ACMV common regions undergo sequence convergence. (a) Linear maps of ACMV DNA-A and ACMV DNA-B. The maps were linearized in the common region at the cleavage site in the top strand of the viral origin of replication. Red arrows mark the 3′-OH and the 5′-P of the nick site [101]. The common region upstream (yellow) and downstream (grey) of the nick site are marked. The open reading frames and directions of transcription are shown by the black arrows below. (b) ACMV DNA-A and ACMV DNA-B sequences showing their common regions in the circularized genomic form. The labelling is the same as in (a), with the nick site indicated by a red arrow and the upstream and downstream sequences marked by yellow and grey shading, respectively. The iterons (boxed) and the hairpin motif (stem: underlined; loop: dotted line) involved for the initiation of viral replication are marked. The TATA box (underlined) for complementary sense transcription is also labelled. SNPs showing convergence of the common region sequences of DNA-A and DNA-B are in black typeface, and other SNPs are in red typeface.

Fig. 6.

EACMCV common regions undergo sequence convergence. (a) Linear maps of EACMCV DNA-A and EACMCV DNA-B. The maps were linearized in the common region at the cleavage site in the top strand of the viral origin of replication.
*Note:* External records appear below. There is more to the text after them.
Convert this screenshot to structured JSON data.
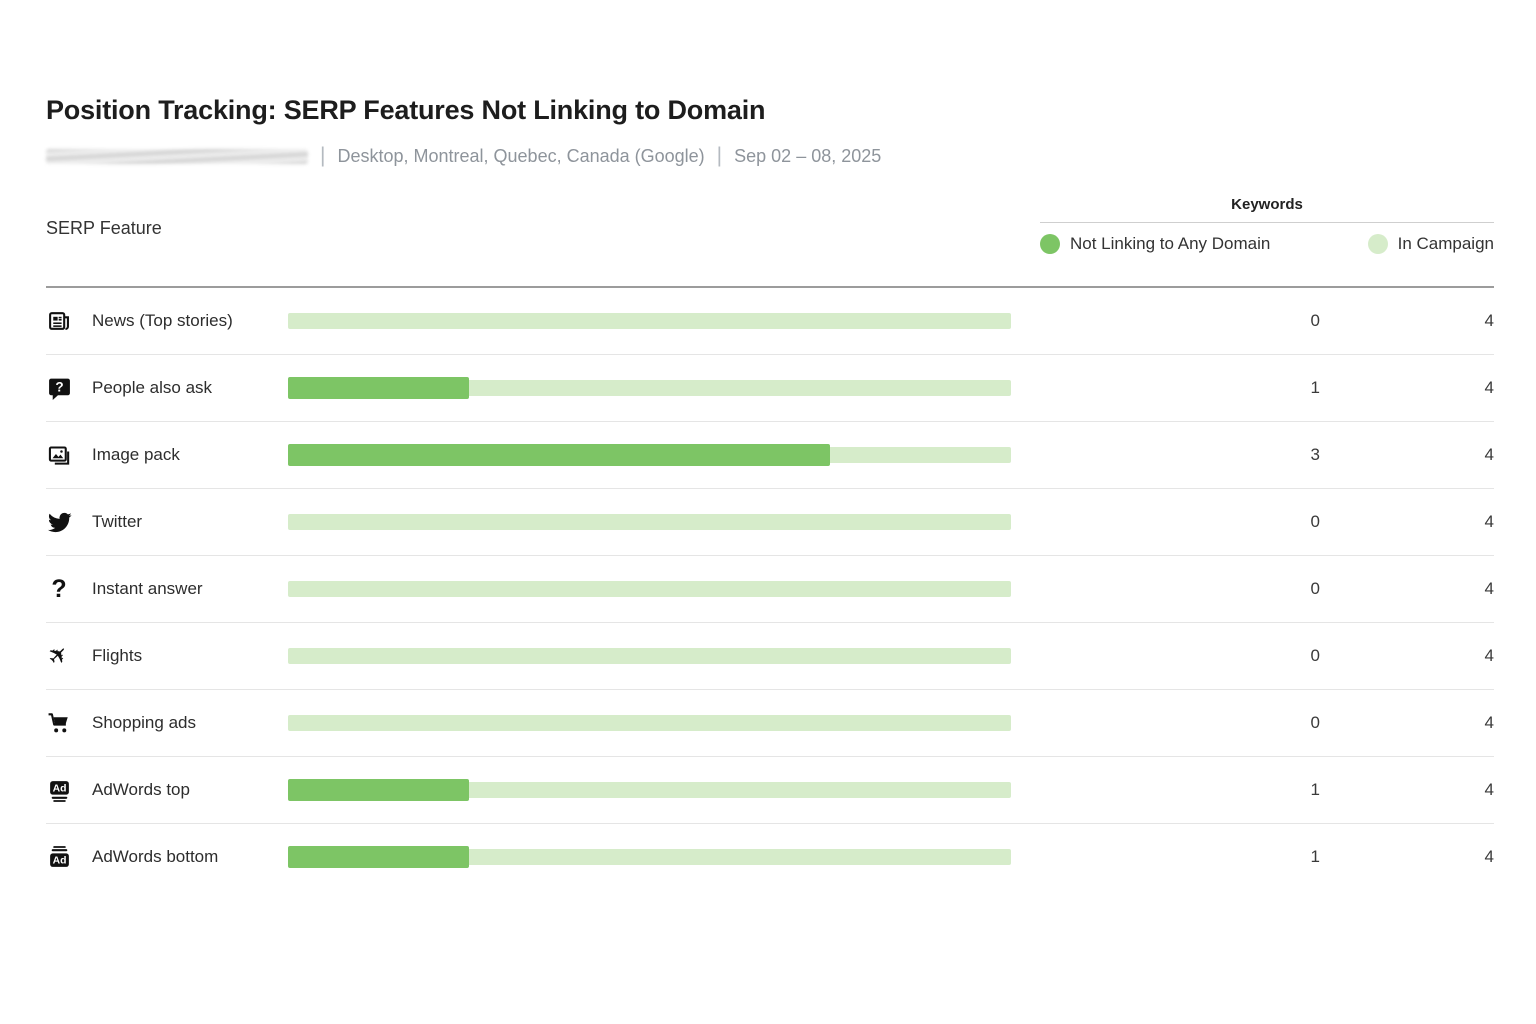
{
  "page": {
    "title": "Position Tracking: SERP Features Not Linking to Domain",
    "subtitle": {
      "domain_redacted": true,
      "separator": "|",
      "settings": "Desktop, Montreal, Quebec, Canada (Google)",
      "date_range": "Sep 02 – 08, 2025"
    }
  },
  "table": {
    "feature_column_header": "SERP Feature",
    "keywords_group_header": "Keywords",
    "legend": [
      {
        "label": "Not Linking to Any Domain",
        "color": "#7dc565"
      },
      {
        "label": "In Campaign",
        "color": "#d6ecca"
      }
    ],
    "rows": [
      {
        "icon": "news-icon",
        "feature": "News (Top stories)",
        "not_linking": 0,
        "in_campaign": 4
      },
      {
        "icon": "question-bubble-icon",
        "feature": "People also ask",
        "not_linking": 1,
        "in_campaign": 4
      },
      {
        "icon": "image-pack-icon",
        "feature": "Image pack",
        "not_linking": 3,
        "in_campaign": 4
      },
      {
        "icon": "twitter-icon",
        "feature": "Twitter",
        "not_linking": 0,
        "in_campaign": 4
      },
      {
        "icon": "question-mark-icon",
        "feature": "Instant answer",
        "not_linking": 0,
        "in_campaign": 4
      },
      {
        "icon": "flights-icon",
        "feature": "Flights",
        "not_linking": 0,
        "in_campaign": 4
      },
      {
        "icon": "shopping-cart-icon",
        "feature": "Shopping ads",
        "not_linking": 0,
        "in_campaign": 4
      },
      {
        "icon": "adwords-top-icon",
        "feature": "AdWords top",
        "not_linking": 1,
        "in_campaign": 4
      },
      {
        "icon": "adwords-bottom-icon",
        "feature": "AdWords bottom",
        "not_linking": 1,
        "in_campaign": 4
      }
    ],
    "colors": {
      "bar_dark": "#7dc565",
      "bar_light": "#d6ecca"
    }
  },
  "chart_data": {
    "type": "bar",
    "title": "Position Tracking: SERP Features Not Linking to Domain",
    "subtitle": "Desktop, Montreal, Quebec, Canada (Google) | Sep 02 – 08, 2025",
    "orientation": "horizontal",
    "categories": [
      "News (Top stories)",
      "People also ask",
      "Image pack",
      "Twitter",
      "Instant answer",
      "Flights",
      "Shopping ads",
      "AdWords top",
      "AdWords bottom"
    ],
    "series": [
      {
        "name": "Not Linking to Any Domain",
        "values": [
          0,
          1,
          3,
          0,
          0,
          0,
          0,
          1,
          1
        ],
        "color": "#7dc565"
      },
      {
        "name": "In Campaign",
        "values": [
          4,
          4,
          4,
          4,
          4,
          4,
          4,
          4,
          4
        ],
        "color": "#d6ecca"
      }
    ],
    "xlabel": "SERP Feature",
    "ylabel": "Keywords",
    "legend_position": "top-right",
    "grid": false,
    "value_columns_shown": true
  }
}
Red arrows mark the 3′-OH and the 5′-P of the nick site [101]. The common region upstream (yellow) and downstream (grey) of the nick site are marked. The open reading frames and directions of transcription are shown by the black arrows below. (b) EACMCV DNA-A and EACMCV DNA-B sequences showing their common regions in the circularized genomic form. The labelling is the same as in (a), with the nick site indicated by a red arrow and the upstream and downstream sequences marked by yellow and grey shading, respectively. The iterons (boxed) and the hairpin motif (stem: underlined; loop: dotted line) involved for the initiation of viral replication are marked. The TATA box (underlined) for complementary sense transcription is also labelled. SNPs showing convergence of the common region sequences of DNA-A and DNA-B are in black typeface, and other SNPs are in red typeface. Insertion is indicated by italics.